Second, we need to rethink our power generation strategy. Most of our electricity is generated in thermal power plants, most burning coal, and a few based on naphtha or natural gas. While gas is a clean fuel, it is non-renewable, and precious chemicals are burnt without value addition. Coal is a fungible global commodity whose long-term price is declining. But high ash and sulphur content, and greenhouse gas emissions make coal environmentally unsound locally and globally. And we have to move tens of millions of tons of coal across the country or on high seas, congesting our transport network and wasting precious energy and money. We need to look for alternative sources. The most viable option is nuclear power. France meets 78% of its power needs through nuclear reactors. Small quantities of fuel can meet our requirements, and nuclear energy is extremely safe, clean and environmentally attractive because there are no emissions. The only problem is disposal of nuclear waste. One answer seems to be stacking away the waste in silos until technology improves to dispose of it safely. Most of the new power generation can be in nuclear plants. It requires planning, technology collaboration with rich countries, and public education about the benefits.

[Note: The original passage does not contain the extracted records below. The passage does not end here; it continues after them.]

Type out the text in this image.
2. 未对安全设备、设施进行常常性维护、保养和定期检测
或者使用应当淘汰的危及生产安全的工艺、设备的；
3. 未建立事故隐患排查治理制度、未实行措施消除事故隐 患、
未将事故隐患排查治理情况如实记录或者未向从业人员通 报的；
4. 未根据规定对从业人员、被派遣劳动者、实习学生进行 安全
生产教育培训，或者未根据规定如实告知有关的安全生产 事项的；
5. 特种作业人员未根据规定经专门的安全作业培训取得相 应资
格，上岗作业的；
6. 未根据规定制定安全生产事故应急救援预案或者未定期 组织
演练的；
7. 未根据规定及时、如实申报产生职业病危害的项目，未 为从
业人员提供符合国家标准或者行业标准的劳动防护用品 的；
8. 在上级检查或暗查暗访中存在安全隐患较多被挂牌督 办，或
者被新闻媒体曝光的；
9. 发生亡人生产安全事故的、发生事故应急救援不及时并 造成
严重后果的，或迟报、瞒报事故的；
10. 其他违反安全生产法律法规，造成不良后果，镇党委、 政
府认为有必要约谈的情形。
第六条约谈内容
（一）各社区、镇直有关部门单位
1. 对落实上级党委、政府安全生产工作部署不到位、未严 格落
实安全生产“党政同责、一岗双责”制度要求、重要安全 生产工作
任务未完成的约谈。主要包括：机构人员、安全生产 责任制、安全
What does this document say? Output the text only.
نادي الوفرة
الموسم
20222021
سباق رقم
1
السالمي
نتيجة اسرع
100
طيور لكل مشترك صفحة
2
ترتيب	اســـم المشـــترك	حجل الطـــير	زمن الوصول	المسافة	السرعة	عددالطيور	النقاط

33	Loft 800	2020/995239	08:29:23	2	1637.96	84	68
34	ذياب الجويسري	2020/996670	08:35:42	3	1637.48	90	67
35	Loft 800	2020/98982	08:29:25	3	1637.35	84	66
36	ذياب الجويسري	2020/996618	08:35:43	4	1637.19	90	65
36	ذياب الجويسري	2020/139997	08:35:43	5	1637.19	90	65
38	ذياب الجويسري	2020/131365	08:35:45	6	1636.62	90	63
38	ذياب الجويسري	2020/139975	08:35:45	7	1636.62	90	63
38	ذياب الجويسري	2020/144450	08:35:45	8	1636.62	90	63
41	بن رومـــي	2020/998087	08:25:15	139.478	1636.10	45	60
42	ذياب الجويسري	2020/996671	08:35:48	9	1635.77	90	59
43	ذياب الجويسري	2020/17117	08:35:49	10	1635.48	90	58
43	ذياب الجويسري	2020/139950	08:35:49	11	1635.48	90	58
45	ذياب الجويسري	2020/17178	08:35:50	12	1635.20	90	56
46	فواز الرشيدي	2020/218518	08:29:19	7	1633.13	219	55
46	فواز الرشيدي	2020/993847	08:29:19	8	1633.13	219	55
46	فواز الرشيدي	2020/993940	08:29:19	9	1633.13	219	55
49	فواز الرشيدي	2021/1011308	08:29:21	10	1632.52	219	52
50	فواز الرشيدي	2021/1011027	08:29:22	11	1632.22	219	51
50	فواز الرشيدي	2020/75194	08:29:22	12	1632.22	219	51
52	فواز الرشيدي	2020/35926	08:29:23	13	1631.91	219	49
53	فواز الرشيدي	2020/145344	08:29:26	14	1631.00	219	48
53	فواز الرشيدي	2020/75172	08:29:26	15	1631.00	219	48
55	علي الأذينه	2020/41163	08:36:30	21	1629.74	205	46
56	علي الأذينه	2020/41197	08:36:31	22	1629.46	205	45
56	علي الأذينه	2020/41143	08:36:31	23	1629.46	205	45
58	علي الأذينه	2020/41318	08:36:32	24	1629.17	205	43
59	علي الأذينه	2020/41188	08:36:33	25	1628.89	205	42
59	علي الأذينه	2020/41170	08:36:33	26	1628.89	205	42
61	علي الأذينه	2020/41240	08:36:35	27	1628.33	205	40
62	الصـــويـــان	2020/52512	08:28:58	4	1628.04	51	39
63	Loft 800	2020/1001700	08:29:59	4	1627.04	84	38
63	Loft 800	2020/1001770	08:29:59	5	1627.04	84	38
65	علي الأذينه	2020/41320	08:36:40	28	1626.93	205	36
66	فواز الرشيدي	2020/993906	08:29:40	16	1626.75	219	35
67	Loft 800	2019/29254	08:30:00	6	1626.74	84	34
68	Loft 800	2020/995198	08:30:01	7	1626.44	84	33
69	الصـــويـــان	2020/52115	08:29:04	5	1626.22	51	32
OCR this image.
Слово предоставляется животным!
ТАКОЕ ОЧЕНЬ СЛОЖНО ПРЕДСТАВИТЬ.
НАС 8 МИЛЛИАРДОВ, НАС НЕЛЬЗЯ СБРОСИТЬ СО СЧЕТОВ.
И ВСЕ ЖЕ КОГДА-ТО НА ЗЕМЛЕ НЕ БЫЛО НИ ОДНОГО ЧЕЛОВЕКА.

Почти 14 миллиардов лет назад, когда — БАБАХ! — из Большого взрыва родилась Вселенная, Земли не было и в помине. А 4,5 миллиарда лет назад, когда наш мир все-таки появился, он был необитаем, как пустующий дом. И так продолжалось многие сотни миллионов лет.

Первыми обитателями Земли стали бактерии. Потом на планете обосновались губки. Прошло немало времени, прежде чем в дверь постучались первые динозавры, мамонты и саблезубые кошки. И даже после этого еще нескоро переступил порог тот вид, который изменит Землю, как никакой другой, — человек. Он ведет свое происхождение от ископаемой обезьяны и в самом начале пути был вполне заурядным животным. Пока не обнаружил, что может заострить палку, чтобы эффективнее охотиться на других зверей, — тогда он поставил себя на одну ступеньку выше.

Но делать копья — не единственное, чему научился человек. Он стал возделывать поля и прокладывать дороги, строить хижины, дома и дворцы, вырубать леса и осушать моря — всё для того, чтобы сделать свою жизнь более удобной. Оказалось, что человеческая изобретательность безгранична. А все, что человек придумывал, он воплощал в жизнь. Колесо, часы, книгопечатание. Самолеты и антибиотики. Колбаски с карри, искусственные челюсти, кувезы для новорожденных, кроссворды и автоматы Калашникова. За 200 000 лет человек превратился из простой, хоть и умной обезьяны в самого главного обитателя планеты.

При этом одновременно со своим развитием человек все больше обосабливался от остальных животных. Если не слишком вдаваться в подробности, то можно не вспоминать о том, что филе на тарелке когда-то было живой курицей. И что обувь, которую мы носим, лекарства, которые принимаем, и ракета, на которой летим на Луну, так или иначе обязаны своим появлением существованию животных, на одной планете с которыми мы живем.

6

The third issue is identification and mass production of renewable fuel. Fuel cells based on hydrogen can partly address transport needs. Solar power based on photo voltaic cells has limited local application. Biomass in the current form is in short supply. Erection of even 100 MW capacity biomass-based power plants in a state lead to shortage and price rise of groundnut husk and other bio fuels for use in factory boilers. Hence, we need to deploy resources and talent for research and development of alternative fuels.
Every crisis presents an opportunity. The 70’s oil shock led to change of fuel in power plants, conservation and rapid nuclear energy development. The current shock caught us off guard at the peak of our oil demand increase. This is the time for a radically new energy strategy to safeguard our growth, environment and health.